Geraldo de Barros (1923-1998) teve um elo importante com a fotografia, o  que o levou a vinculação com o Foto Cine Clube Bandeirantes desde sua criação, em 1952, momento em que esteve em contato com Thomaz Farkas (1924-2011) e German Lorca (1922- 2021).  

Geraldo de Barros, Fotoforma, c. 1949. Fotografia em papel de gelatina/prata (cópia a partir do negativo recortado, prensado entre duas placas de vidro) Foto Família Geraldo de Barros. https://www.geraldodebarros.com/main/

Na pintura, Geraldo esteve ligado a Clovis Graciano (1907-1988), Colette Pujol   (1913-1999), entre outros. Ele também criou a UNILABOR (Cooperativa de Móveis, 1954), em parceria com freis dominicanos para ser um local onde o artista tivesse uma  preocupação social.

Unilabor (detalhe) espaço de trabalho. Foto Família Geraldo de Barros. https://www.geraldodebarros.com/main/

Na Unilabor, Geraldo contou com a assistência do jovem pintor Gontran Netto (1933-2017), na época com 21 anos, autodidata, filho e neto de boias frias.

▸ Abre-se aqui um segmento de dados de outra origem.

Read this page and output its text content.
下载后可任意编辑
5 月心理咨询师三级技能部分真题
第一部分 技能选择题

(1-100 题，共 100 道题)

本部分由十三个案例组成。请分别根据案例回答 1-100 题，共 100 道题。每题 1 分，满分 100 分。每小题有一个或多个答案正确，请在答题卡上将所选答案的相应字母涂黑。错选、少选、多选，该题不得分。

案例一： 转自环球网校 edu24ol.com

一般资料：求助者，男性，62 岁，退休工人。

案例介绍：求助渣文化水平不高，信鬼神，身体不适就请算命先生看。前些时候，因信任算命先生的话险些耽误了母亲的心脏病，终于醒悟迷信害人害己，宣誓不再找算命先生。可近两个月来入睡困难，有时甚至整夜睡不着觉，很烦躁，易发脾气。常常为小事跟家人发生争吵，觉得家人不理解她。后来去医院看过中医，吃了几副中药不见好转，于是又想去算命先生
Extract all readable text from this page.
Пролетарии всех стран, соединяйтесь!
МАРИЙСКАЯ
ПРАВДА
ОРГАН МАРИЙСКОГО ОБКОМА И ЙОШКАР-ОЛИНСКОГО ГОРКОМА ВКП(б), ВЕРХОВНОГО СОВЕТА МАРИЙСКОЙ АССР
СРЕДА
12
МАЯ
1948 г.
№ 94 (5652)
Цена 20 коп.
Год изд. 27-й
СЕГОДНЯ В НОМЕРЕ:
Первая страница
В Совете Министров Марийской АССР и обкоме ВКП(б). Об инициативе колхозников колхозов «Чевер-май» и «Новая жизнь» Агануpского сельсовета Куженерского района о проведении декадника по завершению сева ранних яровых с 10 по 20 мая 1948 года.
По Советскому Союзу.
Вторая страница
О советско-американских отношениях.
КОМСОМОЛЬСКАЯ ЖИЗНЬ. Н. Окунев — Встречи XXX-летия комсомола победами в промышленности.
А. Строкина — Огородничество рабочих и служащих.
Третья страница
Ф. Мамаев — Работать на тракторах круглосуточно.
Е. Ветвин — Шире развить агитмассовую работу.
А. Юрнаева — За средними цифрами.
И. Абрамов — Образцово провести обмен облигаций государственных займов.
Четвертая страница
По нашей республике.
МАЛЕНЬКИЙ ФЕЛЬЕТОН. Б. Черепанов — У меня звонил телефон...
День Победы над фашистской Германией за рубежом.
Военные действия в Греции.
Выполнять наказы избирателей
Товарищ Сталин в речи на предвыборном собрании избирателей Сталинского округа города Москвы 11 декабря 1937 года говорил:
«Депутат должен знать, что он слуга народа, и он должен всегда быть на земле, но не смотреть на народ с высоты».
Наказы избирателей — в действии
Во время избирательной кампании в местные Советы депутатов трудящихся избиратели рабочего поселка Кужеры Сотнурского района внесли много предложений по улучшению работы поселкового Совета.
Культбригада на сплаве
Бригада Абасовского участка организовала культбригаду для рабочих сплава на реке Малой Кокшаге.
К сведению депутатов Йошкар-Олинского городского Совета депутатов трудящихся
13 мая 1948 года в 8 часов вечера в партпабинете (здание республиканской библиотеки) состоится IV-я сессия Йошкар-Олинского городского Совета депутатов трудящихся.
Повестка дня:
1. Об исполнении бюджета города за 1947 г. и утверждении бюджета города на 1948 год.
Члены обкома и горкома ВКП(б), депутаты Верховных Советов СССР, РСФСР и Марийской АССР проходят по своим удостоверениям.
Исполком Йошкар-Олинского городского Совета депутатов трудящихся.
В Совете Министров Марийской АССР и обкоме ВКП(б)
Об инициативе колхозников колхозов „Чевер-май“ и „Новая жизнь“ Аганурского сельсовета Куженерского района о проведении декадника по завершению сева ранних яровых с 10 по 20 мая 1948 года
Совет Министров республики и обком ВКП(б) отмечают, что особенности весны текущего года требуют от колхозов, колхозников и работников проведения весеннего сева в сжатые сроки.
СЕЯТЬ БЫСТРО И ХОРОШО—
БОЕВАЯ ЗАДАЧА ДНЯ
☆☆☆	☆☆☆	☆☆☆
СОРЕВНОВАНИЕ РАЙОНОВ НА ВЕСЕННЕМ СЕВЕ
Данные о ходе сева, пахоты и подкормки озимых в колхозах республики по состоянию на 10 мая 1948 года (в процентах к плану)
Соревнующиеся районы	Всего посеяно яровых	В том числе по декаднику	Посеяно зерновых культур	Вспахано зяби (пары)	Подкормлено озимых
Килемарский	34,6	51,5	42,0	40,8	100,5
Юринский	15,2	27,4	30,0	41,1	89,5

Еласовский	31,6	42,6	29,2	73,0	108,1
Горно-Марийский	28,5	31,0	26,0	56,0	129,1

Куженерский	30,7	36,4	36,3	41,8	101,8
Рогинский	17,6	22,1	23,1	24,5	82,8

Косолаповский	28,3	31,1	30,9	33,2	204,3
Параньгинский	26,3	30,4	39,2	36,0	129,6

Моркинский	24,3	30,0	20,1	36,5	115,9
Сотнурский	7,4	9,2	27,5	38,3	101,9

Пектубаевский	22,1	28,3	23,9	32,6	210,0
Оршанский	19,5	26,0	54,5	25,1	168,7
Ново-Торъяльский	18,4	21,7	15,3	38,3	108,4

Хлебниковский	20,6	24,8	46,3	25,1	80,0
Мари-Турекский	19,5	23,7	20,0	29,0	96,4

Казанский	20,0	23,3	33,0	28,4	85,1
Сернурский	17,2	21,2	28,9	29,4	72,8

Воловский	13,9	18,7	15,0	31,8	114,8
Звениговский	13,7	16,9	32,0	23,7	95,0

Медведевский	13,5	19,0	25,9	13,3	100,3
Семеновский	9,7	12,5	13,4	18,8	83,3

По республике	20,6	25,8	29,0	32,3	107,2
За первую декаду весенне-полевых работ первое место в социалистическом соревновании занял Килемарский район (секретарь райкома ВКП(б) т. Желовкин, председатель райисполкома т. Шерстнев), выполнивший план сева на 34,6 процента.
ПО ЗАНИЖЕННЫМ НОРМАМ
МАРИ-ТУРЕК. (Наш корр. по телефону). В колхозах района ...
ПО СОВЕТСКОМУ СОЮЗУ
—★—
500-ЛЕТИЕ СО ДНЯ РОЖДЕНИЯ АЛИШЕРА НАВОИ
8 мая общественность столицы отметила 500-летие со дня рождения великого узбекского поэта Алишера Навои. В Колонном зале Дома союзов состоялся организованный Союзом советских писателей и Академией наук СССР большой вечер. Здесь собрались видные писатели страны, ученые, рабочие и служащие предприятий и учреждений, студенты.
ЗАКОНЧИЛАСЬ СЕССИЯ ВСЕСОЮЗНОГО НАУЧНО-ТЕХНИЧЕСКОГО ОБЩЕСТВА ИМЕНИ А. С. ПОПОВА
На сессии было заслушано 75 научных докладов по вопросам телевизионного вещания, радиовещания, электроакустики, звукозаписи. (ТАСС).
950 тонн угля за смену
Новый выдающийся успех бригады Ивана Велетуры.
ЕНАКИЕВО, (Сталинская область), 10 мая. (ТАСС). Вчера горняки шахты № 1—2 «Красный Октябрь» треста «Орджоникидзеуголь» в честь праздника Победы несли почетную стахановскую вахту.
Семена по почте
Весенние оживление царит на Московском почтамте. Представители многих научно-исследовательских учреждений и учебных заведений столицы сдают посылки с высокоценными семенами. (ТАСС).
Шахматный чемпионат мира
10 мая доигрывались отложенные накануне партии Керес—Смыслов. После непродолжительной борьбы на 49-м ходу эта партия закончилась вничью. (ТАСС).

Uma fase importante da minha vida na UNILABOR (…) recebi a visita do frei dominicano João Baptista, recém chegado da França onde participou de experiências como padre operário. O frei me propôs participar de uma comunidade (ou cooperativa). Expôs o seguinte: -Temos informações sobre você (talvez passadas pelo professor Agostinho) e cremos que você seria a pessoa adequada para ajudar nesta tarefa. Sabemos de suas tendências comunistas e por isso teríamos alguém com tais atributos.’ (GGN, Relatos de uma Existência, 2010)

Na Cooperativa, Gontran teve o aval de Geraldo de Barros para ser assistente de Clóvis Graciano em um painel no Aeroporto de Congonhas, em 1954, para o IV Centenário da cidade de São Paulo. O painel Trabalhadores foi uma parceria de Clovis com Emiliano Di Cavalcanti (1897-1976). Essa pintura é parte do acervo artístico do aeroporto de Congonhas e encontra-se no espaço “pavilhão das autoridades”. Esse painel esteve no abandono e foi restaurado, mas continua sob acesso restrito às visitações por agendamentos de acordo com cada mudança política.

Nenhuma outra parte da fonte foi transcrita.